As consequências foram impactantes e graves. O tratamento de câncer não foi fácil, segundo Janice. Debilitou e mudou toda a estrutura do lar, já que precisam sair do Nordeste para encontrar o abrigo necessário na Tucca. O retorno, até o momento, tem sido positivo.

Após as sessões de radioterapia, não se vê mais a doença. Hoje, Pedro faz, apenas, ciclos finais de quimioterapia para encerrar o tratamento. "Posso dizer que ele está curado! Estamos aqui há 10 meses, ele ainda tem uns cinco meses até finalizar", completa a esperançosa mãe.

 

Cenário local

Em Brasília, há um espaço reconhecido pela sua importante presença no tratamento de crianças e adolescentes. O Hospital da Criança de Brasília (HCB) é referência nesse auxílio dado ao público infanto-juvenil na capital do país. Simone de Castro Rezende, coordenadora técnica responsável pela implantação do serviço de TMO na unidade, reitera a importância de assistir de forma adequada esses pacientes.

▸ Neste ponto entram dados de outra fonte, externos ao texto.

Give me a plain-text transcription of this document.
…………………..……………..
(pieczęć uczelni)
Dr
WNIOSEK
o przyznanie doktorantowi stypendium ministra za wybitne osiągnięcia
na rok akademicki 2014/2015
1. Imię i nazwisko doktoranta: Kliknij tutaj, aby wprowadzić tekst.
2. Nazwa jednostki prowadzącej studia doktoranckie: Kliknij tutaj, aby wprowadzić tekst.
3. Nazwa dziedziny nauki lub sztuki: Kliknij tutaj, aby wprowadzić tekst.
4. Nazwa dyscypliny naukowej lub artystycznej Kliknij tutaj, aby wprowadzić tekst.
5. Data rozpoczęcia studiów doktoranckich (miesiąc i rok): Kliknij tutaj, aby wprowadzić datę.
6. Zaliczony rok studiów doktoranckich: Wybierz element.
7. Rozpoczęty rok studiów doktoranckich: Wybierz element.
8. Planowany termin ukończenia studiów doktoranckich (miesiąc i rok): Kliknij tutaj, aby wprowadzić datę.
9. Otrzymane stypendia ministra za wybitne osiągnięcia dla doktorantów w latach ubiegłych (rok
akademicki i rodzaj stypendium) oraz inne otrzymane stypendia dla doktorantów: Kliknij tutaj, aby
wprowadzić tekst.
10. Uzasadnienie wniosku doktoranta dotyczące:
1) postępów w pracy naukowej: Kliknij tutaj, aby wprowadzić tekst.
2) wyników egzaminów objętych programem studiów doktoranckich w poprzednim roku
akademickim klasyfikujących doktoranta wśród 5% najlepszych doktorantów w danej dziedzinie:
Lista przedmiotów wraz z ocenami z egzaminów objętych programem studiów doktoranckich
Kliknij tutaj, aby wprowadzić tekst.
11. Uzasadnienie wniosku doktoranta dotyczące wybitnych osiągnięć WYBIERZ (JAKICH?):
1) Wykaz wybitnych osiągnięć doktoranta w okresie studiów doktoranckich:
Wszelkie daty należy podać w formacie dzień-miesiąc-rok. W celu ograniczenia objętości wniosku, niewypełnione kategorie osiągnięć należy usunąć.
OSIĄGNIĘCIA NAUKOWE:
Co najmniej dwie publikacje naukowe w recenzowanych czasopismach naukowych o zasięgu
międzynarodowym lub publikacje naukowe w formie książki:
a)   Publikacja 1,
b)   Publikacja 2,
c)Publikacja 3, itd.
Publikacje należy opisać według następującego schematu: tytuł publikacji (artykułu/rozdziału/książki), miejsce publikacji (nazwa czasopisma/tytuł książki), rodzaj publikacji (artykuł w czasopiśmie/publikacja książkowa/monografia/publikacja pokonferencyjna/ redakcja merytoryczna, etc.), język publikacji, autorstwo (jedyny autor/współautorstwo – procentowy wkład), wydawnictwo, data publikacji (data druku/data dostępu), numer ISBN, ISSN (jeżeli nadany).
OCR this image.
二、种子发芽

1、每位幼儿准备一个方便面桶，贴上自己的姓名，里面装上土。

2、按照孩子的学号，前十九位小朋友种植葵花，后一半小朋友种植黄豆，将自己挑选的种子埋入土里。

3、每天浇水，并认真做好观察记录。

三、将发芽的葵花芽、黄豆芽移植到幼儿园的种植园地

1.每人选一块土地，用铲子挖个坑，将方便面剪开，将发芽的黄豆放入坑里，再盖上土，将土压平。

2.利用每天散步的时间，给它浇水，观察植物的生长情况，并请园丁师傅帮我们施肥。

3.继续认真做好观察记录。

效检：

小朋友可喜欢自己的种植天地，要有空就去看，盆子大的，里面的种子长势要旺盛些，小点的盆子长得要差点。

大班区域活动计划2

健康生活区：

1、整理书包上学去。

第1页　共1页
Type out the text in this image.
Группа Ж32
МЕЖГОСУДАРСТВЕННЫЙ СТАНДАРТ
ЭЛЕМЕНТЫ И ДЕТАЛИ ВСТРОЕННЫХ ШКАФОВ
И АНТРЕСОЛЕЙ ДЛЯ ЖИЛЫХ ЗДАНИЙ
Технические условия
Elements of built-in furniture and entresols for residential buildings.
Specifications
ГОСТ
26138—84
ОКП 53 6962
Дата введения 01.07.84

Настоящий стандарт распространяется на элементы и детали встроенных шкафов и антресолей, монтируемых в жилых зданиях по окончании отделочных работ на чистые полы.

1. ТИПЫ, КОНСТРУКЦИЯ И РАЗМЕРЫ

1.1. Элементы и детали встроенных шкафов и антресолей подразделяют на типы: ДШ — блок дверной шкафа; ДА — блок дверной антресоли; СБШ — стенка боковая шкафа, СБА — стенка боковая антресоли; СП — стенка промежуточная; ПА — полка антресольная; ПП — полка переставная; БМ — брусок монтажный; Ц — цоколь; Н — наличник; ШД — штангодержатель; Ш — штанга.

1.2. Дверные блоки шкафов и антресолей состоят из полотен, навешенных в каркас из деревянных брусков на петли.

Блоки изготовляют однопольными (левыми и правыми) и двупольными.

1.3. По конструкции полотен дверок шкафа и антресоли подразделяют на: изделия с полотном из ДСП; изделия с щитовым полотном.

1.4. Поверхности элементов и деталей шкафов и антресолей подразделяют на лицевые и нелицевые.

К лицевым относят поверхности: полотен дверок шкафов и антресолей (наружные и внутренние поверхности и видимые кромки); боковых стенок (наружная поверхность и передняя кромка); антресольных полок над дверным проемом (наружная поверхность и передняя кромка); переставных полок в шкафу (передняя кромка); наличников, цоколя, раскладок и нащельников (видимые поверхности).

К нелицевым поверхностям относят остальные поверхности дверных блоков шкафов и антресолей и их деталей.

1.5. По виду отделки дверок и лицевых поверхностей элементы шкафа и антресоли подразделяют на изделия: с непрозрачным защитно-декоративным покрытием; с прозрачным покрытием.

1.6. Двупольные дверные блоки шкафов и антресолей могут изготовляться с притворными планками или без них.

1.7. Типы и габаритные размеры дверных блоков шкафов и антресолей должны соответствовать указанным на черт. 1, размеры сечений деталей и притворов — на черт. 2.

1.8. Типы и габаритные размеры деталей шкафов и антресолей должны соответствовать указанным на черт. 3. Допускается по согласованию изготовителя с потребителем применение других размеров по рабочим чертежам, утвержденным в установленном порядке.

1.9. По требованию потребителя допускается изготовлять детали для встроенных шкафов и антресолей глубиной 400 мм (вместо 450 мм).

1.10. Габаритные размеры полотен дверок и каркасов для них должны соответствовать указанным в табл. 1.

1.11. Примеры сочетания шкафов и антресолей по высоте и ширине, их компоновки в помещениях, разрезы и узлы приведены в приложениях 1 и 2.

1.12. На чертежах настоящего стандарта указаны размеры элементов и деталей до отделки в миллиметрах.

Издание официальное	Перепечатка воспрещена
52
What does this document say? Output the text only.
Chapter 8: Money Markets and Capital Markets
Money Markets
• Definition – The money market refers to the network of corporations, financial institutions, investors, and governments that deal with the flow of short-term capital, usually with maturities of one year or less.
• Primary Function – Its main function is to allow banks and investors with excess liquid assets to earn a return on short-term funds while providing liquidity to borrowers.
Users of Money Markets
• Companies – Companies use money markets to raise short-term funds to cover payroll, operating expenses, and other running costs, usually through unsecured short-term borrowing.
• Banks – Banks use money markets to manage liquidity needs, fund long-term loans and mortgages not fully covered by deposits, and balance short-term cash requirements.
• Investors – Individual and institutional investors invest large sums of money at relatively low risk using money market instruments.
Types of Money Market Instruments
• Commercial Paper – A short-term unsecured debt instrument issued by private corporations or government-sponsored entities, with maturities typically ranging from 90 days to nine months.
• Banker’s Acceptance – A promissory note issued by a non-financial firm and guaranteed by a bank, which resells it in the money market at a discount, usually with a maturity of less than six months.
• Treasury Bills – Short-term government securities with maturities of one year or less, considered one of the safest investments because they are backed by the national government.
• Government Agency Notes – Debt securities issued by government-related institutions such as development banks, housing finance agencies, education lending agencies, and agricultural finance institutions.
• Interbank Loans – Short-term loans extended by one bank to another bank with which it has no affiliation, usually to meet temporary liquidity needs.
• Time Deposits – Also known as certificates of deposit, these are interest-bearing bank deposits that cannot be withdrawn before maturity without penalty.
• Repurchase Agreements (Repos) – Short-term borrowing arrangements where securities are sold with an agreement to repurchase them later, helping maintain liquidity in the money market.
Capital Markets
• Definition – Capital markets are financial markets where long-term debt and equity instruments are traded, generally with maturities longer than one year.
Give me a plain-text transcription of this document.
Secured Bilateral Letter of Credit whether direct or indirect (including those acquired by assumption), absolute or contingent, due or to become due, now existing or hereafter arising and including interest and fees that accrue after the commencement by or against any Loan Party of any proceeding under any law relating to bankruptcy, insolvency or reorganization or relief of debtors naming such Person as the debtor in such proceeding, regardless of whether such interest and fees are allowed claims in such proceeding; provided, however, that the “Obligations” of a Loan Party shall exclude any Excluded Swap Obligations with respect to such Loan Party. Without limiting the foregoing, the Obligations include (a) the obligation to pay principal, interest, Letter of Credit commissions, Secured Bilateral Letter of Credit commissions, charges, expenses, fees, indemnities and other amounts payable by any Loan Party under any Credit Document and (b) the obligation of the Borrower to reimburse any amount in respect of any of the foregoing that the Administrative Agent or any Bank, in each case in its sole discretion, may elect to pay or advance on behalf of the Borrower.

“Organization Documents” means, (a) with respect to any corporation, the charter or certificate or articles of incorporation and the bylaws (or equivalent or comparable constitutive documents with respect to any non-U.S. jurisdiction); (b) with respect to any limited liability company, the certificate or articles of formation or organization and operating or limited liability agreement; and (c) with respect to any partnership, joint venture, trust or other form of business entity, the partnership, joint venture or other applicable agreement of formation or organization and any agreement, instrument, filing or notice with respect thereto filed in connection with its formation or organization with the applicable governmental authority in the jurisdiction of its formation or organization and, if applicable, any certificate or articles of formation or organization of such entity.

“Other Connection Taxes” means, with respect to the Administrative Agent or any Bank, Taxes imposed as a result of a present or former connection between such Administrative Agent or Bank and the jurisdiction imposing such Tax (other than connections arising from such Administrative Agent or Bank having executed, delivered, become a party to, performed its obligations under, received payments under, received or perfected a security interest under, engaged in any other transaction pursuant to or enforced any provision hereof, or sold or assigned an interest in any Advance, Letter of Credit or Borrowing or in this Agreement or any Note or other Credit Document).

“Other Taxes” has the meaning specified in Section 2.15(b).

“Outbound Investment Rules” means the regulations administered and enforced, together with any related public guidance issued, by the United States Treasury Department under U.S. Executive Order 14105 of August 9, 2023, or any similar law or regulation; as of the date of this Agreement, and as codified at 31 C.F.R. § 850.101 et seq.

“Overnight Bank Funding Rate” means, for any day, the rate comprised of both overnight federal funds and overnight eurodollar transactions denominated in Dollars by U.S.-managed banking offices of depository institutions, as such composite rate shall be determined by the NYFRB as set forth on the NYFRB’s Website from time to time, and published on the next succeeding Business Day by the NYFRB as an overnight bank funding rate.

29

Embora o cenário da oncologia pediátrica no Distrito Federal não seja tão animador, usa desse obstáculo para fazer um bom trabalho no HCB, mesmo sem ajuda direta do governo quando o assunto é obtenção de fármacos. "O hospital consegue fazer uma economia para adquirir verba suficiente na compra da medicação. Mas, é lógico, isso deveria ser uma questão de saúde pública", aponta.

Para a médica, isso não deveria ser uma responsabilidade de cada hospital. E, sim, das autoridades governamentais, que deveriam fornecer os remédios necessários. O ideal é que todos tenham esse acesso, independentemente da condição financeira. No entanto, este é um assunto um tanto complexo, como descreve. Isso porque as crianças também não têm tempo suficiente para esperar. "O importante, agora, é a nossa união", finaliza.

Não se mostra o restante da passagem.